Aldığı paranın 50-60 TL'sini kendine ayırıyormuş yalnızca, geri kalanını ise abisi nişanlanacağı için ona veriyor. E yetiyor mu diye sorunca idare ediyoruz diyor. 2 Yıldır 1 kere sinemaya gitmiş, çok nadir de abileriyle gezmeye gidiyormuş. İstanbul'u tehlikeli bir şehir olarak görüyor Vedat, mahallede de kimseyle takılmazmış, işten eve evden işe. 1 kere sevgilisi olmuş Vedat'ın, o da köyde. İstanbul'a gelince beni bekleme demiş, o da 1-2 ay sonra nişanlanmış, adının Sema olduğunu söylüyor. Şu an ise öyle bir hayali yok, önce mesleğimi oturtma derdinde. "Bizim oralarda erken evlenir kız çocukları zaten okumalarına da izin vermezler." diye devam ediyor. Kız kardeşleri okumamış mesela, babaları izin vermemiş. Çalışmazmış da aynı zamanda kadınlar, "kötü şeyler öğrenirler" diyormuş babası. Sen niye okumadın sorusuna, "Aram yoktu, 1-2 hafta liseye gittim sonra bıraktım, İstanbul'a gelen arkadaşlarıma özendim." cevabını veriyor. Aradığı güzelliği bulamamış İstanbul'da 'Paso çalışıyoruz' diyor. Galatasaray'lı Vedat, sosyal medyayla pek arası yok sadece Facebook kullanıyor zaman bulamadığı için. 

"GİRDİĞİN YOL YOL DEĞİL"

Yaklaşan seçimleri soruyoruz Vedat'a, hiç oy kullanmamış henüz. E şimdi deyince 'Ak Parti' diyor. Ailesinin hepsi AKP'liymiş, sadece biri HDP'liymiş. Onu da ikna etmeye çalışıyorlar. "Girdiğin yol yol değil" diyormuş abisine. "Ben de kürdüm onlar da Kürt, Kürt Kürdü öldürmezdi. Dağdakiler öldürüyor." Köyünde 12 kişi öldürülmüş Vedat'ın. Hikayesini o da tam bilmiyor. PKK'lilerin öldürdüğüne inanıyor. 11 yaşındaymış bu olay gerçekleştiğinde, ondan önce de dağa çıkıp PKK'ye katılmayı düşünmüş. Babasına söyleyince kızmış babası. "Babamın bir bildiği vardır" demiş, vazgeçmiş. Çözüm sürecine savaş yok diye olumlu bakıyor, sürecin devam etmesini istiyor.
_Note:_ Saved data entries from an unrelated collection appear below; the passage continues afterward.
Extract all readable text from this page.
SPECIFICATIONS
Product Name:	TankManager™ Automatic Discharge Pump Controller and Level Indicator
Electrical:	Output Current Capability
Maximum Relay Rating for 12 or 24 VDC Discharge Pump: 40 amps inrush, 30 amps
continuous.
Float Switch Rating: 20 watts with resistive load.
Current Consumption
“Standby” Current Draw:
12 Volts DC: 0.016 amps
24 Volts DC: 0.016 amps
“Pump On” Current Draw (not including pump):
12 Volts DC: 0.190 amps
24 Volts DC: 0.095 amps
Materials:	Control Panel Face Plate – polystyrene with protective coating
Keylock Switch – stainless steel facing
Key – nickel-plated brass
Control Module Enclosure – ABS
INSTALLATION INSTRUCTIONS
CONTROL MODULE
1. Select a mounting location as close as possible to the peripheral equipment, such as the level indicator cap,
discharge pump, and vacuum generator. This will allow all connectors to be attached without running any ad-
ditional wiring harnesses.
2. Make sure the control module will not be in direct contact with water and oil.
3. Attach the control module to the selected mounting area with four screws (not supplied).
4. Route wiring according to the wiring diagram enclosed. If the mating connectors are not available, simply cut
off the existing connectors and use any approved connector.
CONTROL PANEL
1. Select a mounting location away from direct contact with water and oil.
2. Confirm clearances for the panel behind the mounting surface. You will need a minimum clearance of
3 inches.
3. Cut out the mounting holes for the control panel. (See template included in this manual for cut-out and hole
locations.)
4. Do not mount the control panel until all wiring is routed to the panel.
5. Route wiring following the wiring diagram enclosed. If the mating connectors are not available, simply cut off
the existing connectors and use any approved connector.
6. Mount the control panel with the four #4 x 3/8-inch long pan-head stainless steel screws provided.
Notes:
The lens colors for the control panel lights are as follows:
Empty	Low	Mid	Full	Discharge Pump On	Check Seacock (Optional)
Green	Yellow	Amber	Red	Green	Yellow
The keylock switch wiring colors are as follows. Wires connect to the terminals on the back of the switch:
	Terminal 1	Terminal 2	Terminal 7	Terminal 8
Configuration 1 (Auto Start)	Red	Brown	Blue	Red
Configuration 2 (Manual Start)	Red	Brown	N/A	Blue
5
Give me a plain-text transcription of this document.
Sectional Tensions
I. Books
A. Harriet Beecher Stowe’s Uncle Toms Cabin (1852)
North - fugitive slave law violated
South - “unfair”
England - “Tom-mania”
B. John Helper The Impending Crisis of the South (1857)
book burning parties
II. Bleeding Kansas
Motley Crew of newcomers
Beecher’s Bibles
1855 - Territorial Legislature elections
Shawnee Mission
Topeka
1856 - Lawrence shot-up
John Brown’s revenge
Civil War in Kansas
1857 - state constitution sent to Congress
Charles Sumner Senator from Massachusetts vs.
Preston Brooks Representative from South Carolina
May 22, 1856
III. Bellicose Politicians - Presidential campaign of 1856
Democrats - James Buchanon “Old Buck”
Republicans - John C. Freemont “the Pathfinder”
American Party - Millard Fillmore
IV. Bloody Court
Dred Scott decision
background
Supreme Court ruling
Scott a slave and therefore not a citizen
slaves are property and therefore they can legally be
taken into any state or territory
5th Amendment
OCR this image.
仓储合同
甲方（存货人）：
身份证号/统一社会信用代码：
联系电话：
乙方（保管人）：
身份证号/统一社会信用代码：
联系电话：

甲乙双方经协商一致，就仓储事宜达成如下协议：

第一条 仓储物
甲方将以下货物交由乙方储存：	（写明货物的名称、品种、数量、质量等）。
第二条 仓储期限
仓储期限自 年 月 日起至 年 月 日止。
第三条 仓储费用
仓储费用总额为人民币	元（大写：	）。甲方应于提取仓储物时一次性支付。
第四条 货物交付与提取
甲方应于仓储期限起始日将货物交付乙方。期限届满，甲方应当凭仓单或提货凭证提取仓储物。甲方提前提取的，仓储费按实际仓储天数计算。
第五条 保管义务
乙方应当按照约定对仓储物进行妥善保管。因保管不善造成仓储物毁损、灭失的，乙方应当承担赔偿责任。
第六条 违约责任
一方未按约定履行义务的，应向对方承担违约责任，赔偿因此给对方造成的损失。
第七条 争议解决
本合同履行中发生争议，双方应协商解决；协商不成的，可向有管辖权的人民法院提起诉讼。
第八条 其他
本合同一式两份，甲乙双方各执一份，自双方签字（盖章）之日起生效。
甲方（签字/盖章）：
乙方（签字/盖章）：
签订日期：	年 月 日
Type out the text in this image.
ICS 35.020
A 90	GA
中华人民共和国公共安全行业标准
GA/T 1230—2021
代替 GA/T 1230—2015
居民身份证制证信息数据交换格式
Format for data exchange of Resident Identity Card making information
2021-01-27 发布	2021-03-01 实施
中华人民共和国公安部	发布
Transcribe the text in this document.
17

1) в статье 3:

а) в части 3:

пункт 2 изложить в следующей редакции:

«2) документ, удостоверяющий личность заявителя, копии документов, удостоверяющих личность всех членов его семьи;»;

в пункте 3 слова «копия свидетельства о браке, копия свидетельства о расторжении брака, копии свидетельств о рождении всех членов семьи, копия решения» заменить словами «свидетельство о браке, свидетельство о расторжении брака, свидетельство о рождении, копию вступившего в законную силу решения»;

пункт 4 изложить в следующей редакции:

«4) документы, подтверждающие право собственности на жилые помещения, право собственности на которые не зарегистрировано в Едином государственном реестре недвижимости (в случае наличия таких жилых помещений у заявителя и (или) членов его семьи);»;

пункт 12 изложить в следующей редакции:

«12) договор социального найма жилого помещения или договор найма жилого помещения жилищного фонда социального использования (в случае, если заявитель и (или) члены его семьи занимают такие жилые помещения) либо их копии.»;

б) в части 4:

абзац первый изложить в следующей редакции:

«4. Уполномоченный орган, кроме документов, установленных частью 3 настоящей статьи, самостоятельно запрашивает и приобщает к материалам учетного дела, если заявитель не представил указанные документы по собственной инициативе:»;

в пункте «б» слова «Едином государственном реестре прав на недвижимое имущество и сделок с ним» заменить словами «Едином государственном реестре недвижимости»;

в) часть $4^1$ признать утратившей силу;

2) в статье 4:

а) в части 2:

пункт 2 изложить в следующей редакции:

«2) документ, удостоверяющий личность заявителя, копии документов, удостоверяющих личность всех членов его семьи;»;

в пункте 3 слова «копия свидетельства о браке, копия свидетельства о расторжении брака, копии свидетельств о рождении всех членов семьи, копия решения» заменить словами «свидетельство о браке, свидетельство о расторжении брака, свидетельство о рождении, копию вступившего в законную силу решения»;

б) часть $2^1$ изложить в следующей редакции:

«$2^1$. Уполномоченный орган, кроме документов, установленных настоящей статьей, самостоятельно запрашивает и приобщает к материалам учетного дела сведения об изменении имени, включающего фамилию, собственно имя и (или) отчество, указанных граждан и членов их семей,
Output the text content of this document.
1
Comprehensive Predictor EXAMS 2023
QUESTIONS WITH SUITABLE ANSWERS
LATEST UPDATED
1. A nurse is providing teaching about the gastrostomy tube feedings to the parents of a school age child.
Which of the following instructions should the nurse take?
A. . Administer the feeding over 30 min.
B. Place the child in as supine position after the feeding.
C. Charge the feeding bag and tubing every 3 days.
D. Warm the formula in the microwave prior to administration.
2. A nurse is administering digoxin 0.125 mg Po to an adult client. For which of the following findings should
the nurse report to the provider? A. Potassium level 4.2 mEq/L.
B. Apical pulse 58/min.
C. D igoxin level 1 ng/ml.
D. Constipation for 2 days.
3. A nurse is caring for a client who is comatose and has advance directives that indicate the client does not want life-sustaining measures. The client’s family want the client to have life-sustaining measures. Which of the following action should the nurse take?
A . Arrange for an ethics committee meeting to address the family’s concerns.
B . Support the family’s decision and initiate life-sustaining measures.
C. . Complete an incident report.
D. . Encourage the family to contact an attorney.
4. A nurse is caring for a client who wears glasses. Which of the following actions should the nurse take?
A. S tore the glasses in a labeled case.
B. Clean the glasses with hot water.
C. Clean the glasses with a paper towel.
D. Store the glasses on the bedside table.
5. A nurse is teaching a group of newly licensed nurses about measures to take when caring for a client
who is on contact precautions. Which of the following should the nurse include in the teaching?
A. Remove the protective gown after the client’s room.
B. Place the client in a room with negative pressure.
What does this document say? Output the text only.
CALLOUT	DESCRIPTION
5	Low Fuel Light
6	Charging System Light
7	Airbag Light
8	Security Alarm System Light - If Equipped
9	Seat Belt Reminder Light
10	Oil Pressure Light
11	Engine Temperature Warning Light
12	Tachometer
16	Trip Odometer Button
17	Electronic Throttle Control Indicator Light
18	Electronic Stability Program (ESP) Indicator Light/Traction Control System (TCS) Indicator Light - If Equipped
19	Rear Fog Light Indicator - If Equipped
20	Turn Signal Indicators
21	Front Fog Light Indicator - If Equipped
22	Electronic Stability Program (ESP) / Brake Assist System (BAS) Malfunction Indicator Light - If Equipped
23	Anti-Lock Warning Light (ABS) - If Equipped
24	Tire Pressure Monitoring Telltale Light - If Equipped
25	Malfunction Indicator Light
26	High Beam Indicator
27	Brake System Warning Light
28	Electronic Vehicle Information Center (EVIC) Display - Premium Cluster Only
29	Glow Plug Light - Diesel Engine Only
Kürt olduğun için hiçbir sıkıntı yaşamadın mı diye soruyoruz. Bir kere patronu telefonda Kürtçe konuştuğu için kızmış. "Ben anlamıyorum, konuşma" demiş.  Seçimleri, 'AKP kazanır' diye yorumluyor. Ya diğerleri deyince, "Ben onlara karışmıyorum' diye yanıtlıyor. HDP konusunda ise temkinli Vedat, "Bu gidişle hiçbir şey yapamazlar..." Neden AKP'ye oy verdiğini sorduğumuzda ise, "Adamı seviyorum, huyu iyi. Millete yardım ediyor, fedakar. Demirtaş olsaydı Suriyelileri Türkiye'ye geçirmezdi. Erdoğan bu konuda iyi." diye cevap veriyor. Aynı zamanda köylerine yardım gidiyormuş sürekli, eskiden gitmezmiş. Oyu en çok bu etkiliyormuş zaten. AKP giderse yardımın gelmeyeceğini, kesileceğini düşünüyor.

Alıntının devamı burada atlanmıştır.